Nella realtà, le leggi della fisica ci offrono una certa protezione da alcune di queste inquietanti conclusioni. Se anche l’intero universo fosse infinito, noi saremmo in contatto solo con una sua parte finita, in quanto la velocità della luce è finita. Eppure, sebbene siamo ben protetti dalla possibilità di incontrare i nostri doppi, c’è qualcosa di assai inquietante nella loro esistenza.

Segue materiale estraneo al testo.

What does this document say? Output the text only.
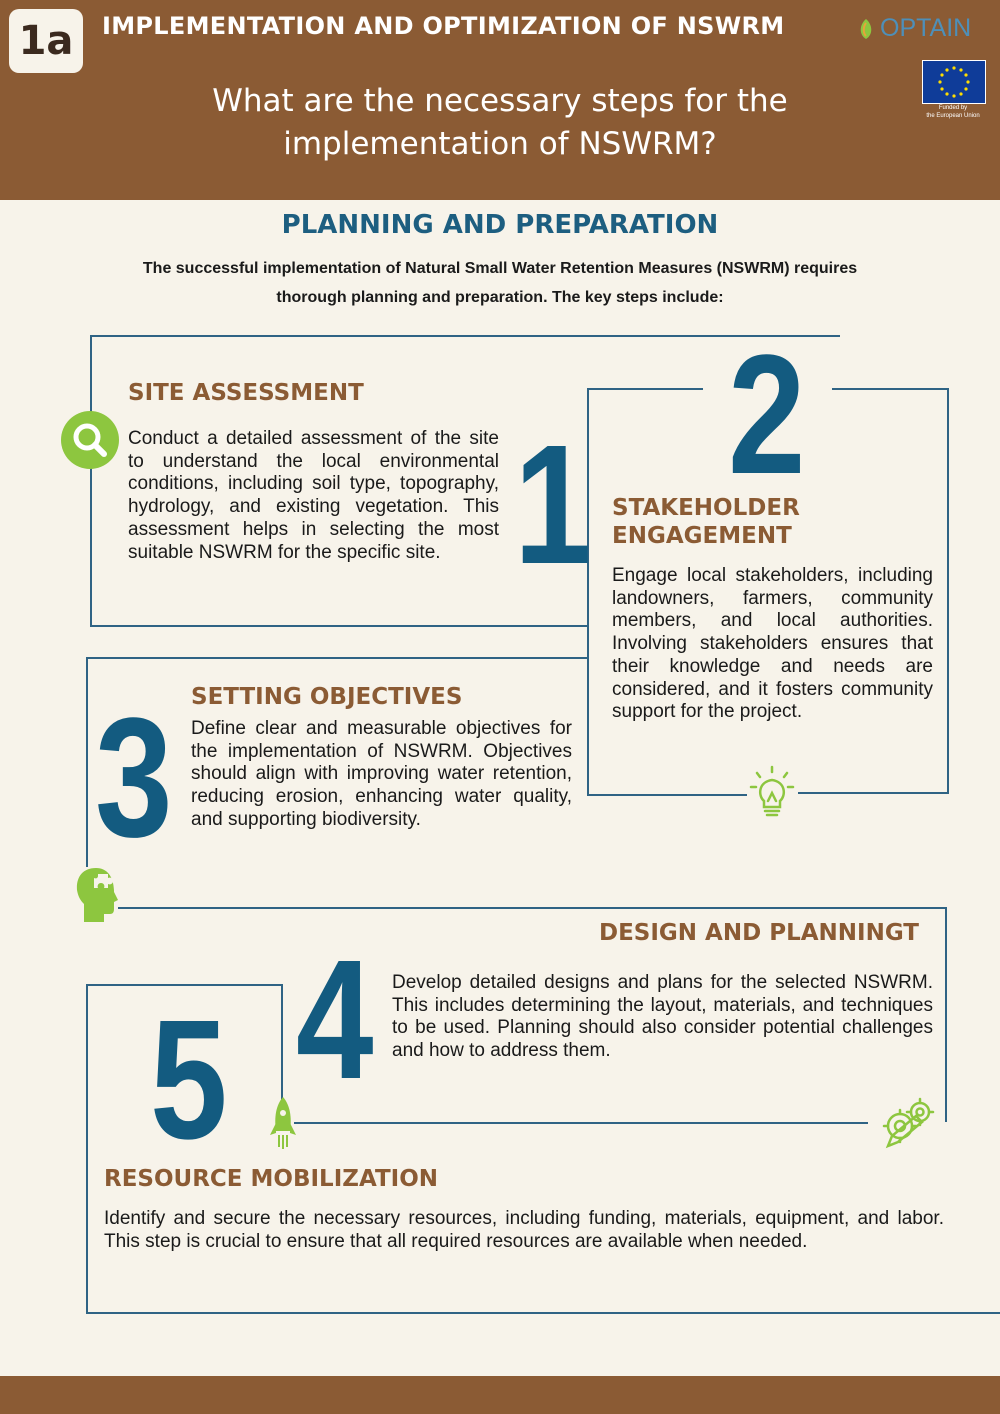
1a	IMPLEMENTATION AND OPTIMIZATION OF NSWRM
What are the necessary steps for the
implementation of NSWRM?
OPTAIN
Funded by
the European Union
PLANNING AND PREPARATION
The successful implementation of Natural Small Water Retention Measures (NSWRM) requires
thorough planning and preparation. The key steps include:
SITE ASSESSMENT
Conduct a detailed assessment of the site to understand the local environmental conditions, including soil type, topography, hydrology, and existing vegetation. This assessment helps in selecting the most suitable NSWRM for the specific site. 1 2
STAKEHOLDER
ENGAGEMENT
Engage local stakeholders, including landowners, farmers, community members, and local authorities. Involving stakeholders ensures that their knowledge and needs are considered, and it fosters community support for the project.
SETTING OBJECTIVES
3 Define clear and measurable objectives for the implementation of NSWRM. Objectives should align with improving water retention, reducing erosion, enhancing water quality, and supporting biodiversity.
DESIGN AND PLANNINGT
4 Develop detailed designs and plans for the selected NSWRM. This includes determining the layout, materials, and techniques to be used. Planning should also consider potential challenges and how to address them.
5
RESOURCE MOBILIZATION
Identify and secure the necessary resources, including funding, materials, equipment, and labor. This step is crucial to ensure that all required resources are available when needed.
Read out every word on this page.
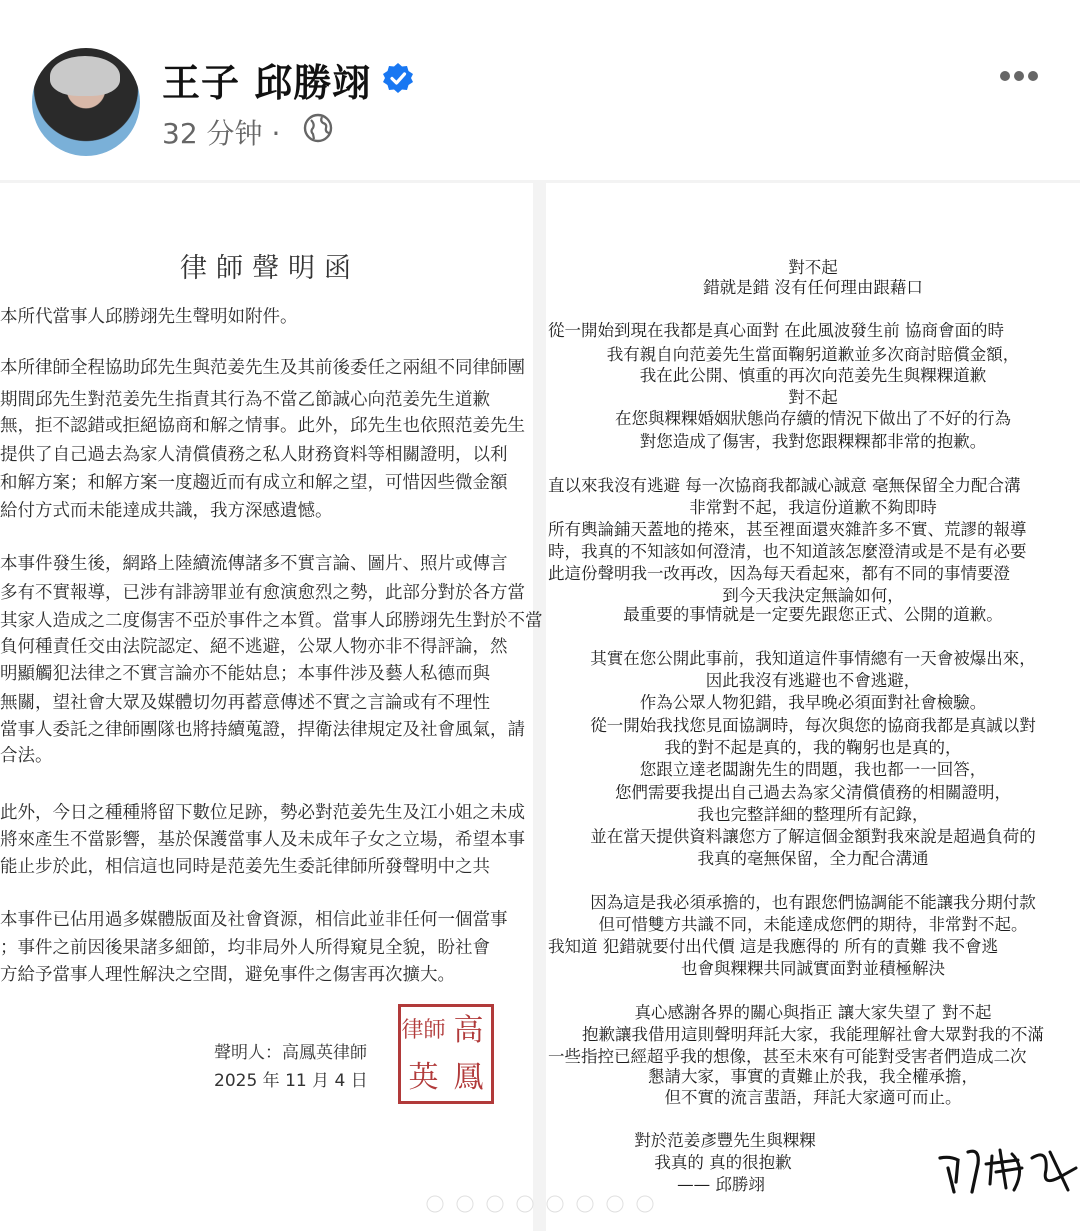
王子 邱勝翊
32 分钟 ·
律師聲明函
本所代當事人邱勝翊先生聲明如附件。
本所律師全程協助邱先生與范姜先生及其前後委任之兩組不同律師團
期間邱先生對范姜先生指責其行為不當乙節誠心向范姜先生道歉
無，拒不認錯或拒絕協商和解之情事。此外，邱先生也依照范姜先生
提供了自己過去為家人清償債務之私人財務資料等相關證明，以利
和解方案；和解方案一度趨近而有成立和解之望，可惜因些微金額
給付方式而未能達成共識，我方深感遺憾。
本事件發生後，網路上陸續流傳諸多不實言論、圖片、照片或傳言
多有不實報導，已涉有誹謗罪並有愈演愈烈之勢，此部分對於各方當
其家人造成之二度傷害不亞於事件之本質。當事人邱勝翊先生對於不當
負何種責任交由法院認定、絕不逃避，公眾人物亦非不得評論，然
明顯觸犯法律之不實言論亦不能姑息；本事件涉及藝人私德而與
無關，望社會大眾及媒體切勿再蓄意傳述不實之言論或有不理性
當事人委託之律師團隊也將持續蒐證，捍衛法律規定及社會風氣，請
合法。
此外，今日之種種將留下數位足跡，勢必對范姜先生及江小姐之未成
將來產生不當影響，基於保護當事人及未成年子女之立場，希望本事
能止步於此，相信這也同時是范姜先生委託律師所發聲明中之共
本事件已佔用過多媒體版面及社會資源，相信此並非任何一個當事
；事件之前因後果諸多細節，均非局外人所得窺見全貌，盼社會
方給予當事人理性解決之空間，避免事件之傷害再次擴大。
聲明人：高鳳英律師
2025 年 11 月 4 日
律師 高
英 鳳
對不起
錯就是錯 沒有任何理由跟藉口
從一開始到現在我都是真心面對 在此風波發生前 協商會面的時
我有親自向范姜先生當面鞠躬道歉並多次商討賠償金額，
我在此公開、慎重的再次向范姜先生與粿粿道歉
對不起
在您與粿粿婚姻狀態尚存續的情況下做出了不好的行為
對您造成了傷害，我對您跟粿粿都非常的抱歉。
直以來我沒有逃避 每一次協商我都誠心誠意 毫無保留全力配合溝
非常對不起，我這份道歉不夠即時
所有輿論鋪天蓋地的捲來，甚至裡面還夾雜許多不實、荒謬的報導
時，我真的不知該如何澄清，也不知道該怎麼澄清或是不是有必要
此這份聲明我一改再改，因為每天看起來，都有不同的事情要澄
到今天我決定無論如何，
最重要的事情就是一定要先跟您正式、公開的道歉。
其實在您公開此事前，我知道這件事情總有一天會被爆出來，
因此我沒有逃避也不會逃避，
作為公眾人物犯錯，我早晚必須面對社會檢驗。
從一開始我找您見面協調時，每次與您的協商我都是真誠以對
我的對不起是真的，我的鞠躬也是真的，
您跟立達老闆謝先生的問題，我也都一一回答，
您們需要我提出自己過去為家父清償債務的相關證明，
我也完整詳細的整理所有記錄，
並在當天提供資料讓您方了解這個金額對我來說是超過負荷的
我真的毫無保留，全力配合溝通
因為這是我必須承擔的，也有跟您們協調能不能讓我分期付款
但可惜雙方共識不同，未能達成您們的期待，非常對不起。
我知道 犯錯就要付出代價 這是我應得的 所有的責難 我不會逃
也會與粿粿共同誠實面對並積極解決
真心感謝各界的關心與指正 讓大家失望了 對不起
抱歉讓我借用這則聲明拜託大家，我能理解社會大眾對我的不滿
一些指控已經超乎我的想像，甚至未來有可能對受害者們造成二次
懇請大家，事實的責難止於我，我全權承擔，
但不實的流言蜚語，拜託大家適可而止。
對於范姜彥豐先生與粿粿
我真的 真的很抱歉
—— 邱勝翊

Se un universo infinito fosse sempre esistito e fosse rimasto pressoché nello stesso stato, come nella vecchia cosmologia dell’universo stazionario, vi sarebbe anche una versione temporale di questi paradossi. Qualunque cosa avesse avuto una probabilità finita di avvenire, sarebbe avvenuta infinite volte nella nostra storia passata. Non ci sarebbe novità in un universo del genere. Inoltre, poiché la vita intelligente avrebbe una probabilità finita di evoluzione, dovrebbe essere infinitamente comune e, con il passare del tempo, ci sarebbe un’immensa proliferazione di esseri viventi nell’universo. Dovremmo aspettarci di vederli normalmente. Naturalmente tutte queste conclusioni sugli universi infiniti, se fossero vere, non sarebbero originali.

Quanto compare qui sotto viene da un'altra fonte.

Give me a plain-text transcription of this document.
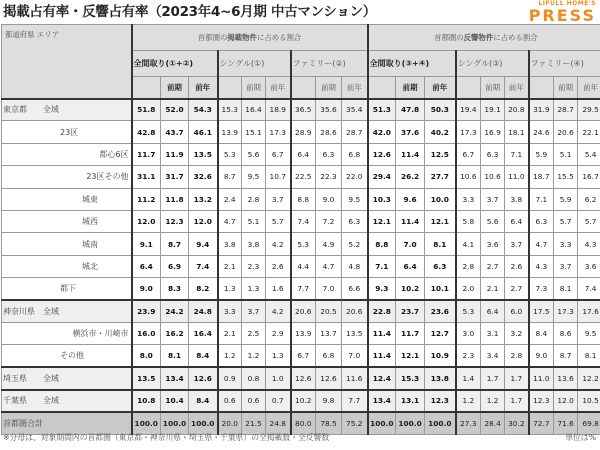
掲載占有率・反響占有率（2023年4~6月期 中古マンション）
LIFULL HOME'S
PRESS
都道府県 エリア	首都圏の掲載物件に占める割合									首都圏の反響物件に占める割合								
	全間取り(①+②)			シングル(①)			ファミリー(②)			全間取り(③+④)			シングル(③)			ファミリー(④)		
		前期	前年		前期	前年		前期	前年		前期	前年		前期	前年		前期	前年
東京都 全域	51.8	52.0	54.3	15.3	16.4	18.9	36.5	35.6	35.4	51.3	47.8	50.3	19.4	19.1	20.8	31.9	28.7	29.5
23区	42.8	43.7	46.1	13.9	15.1	17.3	28.9	28.6	28.7	42.0	37.6	40.2	17.3	16.9	18.1	24.6	20.6	22.1
都心6区	11.7	11.9	13.5	5.3	5.6	6.7	6.4	6.3	6.8	12.6	11.4	12.5	6.7	6.3	7.1	5.9	5.1	5.4
23区その他	31.1	31.7	32.6	8.7	9.5	10.7	22.5	22.3	22.0	29.4	26.2	27.7	10.6	10.6	11.0	18.7	15.5	16.7
城東	11.2	11.8	13.2	2.4	2.8	3.7	8.8	9.0	9.5	10.3	9.6	10.0	3.3	3.7	3.8	7.1	5.9	6.2
城西	12.0	12.3	12.0	4.7	5.1	5.7	7.4	7.2	6.3	12.1	11.4	12.1	5.8	5.6	6.4	6.3	5.7	5.7
城南	9.1	8.7	9.4	3.8	3.8	4.2	5.3	4.9	5.2	8.8	7.0	8.1	4.1	3.6	3.7	4.7	3.3	4.3
城北	6.4	6.9	7.4	2.1	2.3	2.6	4.4	4.7	4.8	7.1	6.4	6.3	2.8	2.7	2.6	4.3	3.7	3.6
都下	9.0	8.3	8.2	1.3	1.3	1.6	7.7	7.0	6.6	9.3	10.2	10.1	2.0	2.1	2.7	7.3	8.1	7.4
神奈川県 全域	23.9	24.2	24.8	3.3	3.7	4.2	20.6	20.5	20.6	22.8	23.7	23.6	5.3	6.4	6.0	17.5	17.3	17.6
横浜市・川崎市	16.0	16.2	16.4	2.1	2.5	2.9	13.9	13.7	13.5	11.4	11.7	12.7	3.0	3.1	3.2	8.4	8.6	9.5
その他	8.0	8.1	8.4	1.2	1.2	1.3	6.7	6.8	7.0	11.4	12.1	10.9	2.3	3.4	2.8	9.0	8.7	8.1
埼玉県 全域	13.5	13.4	12.6	0.9	0.8	1.0	12.6	12.6	11.6	12.4	15.3	13.8	1.4	1.7	1.7	11.0	13.6	12.2
千葉県 全域	10.8	10.4	8.4	0.6	0.6	0.7	10.2	9.8	7.7	13.4	13.1	12.3	1.2	1.2	1.7	12.3	12.0	10.5
首都圏合計	100.0	100.0	100.0	20.0	21.5	24.8	80.0	78.5	75.2	100.0	100.0	100.0	27.3	28.4	30.2	72.7	71.6	69.8
※分母は、対象期間内の首都圏（東京都・神奈川県・埼玉県・千葉県）の全掲載数・全反響数	単位は%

Infine, una riflessione affascinante, che fa riflettere: ci lascia costernati e scettici la sola idea di una duplicazione infinita. Sembra a un tempo assurda, fantascientifica e impossibile. Ma noi siamo circondati da quelle che riteniamo essere copie perfette. Il mondo è fatto di tali copie. Mi riferisco a protoni, elettroni, quark, particelle elementari che si presentano in natura come famiglie di particelle identiche. Una volta che si è visto un elettrone, si sono visti tutti. Non si sa perché sia così. L’universo si basa sulla duplicazione e sospettiamo che, come l’universo sembra in espansione, così la duplicazione sembra infinita. È la più fantastica delle calibrature. La maggior parte dei fisici non la nota nemmeno e meno ancora la commenta. Ma viene da pensare che il tessuto segreto della realtà abbia la duplicazione al suo centro.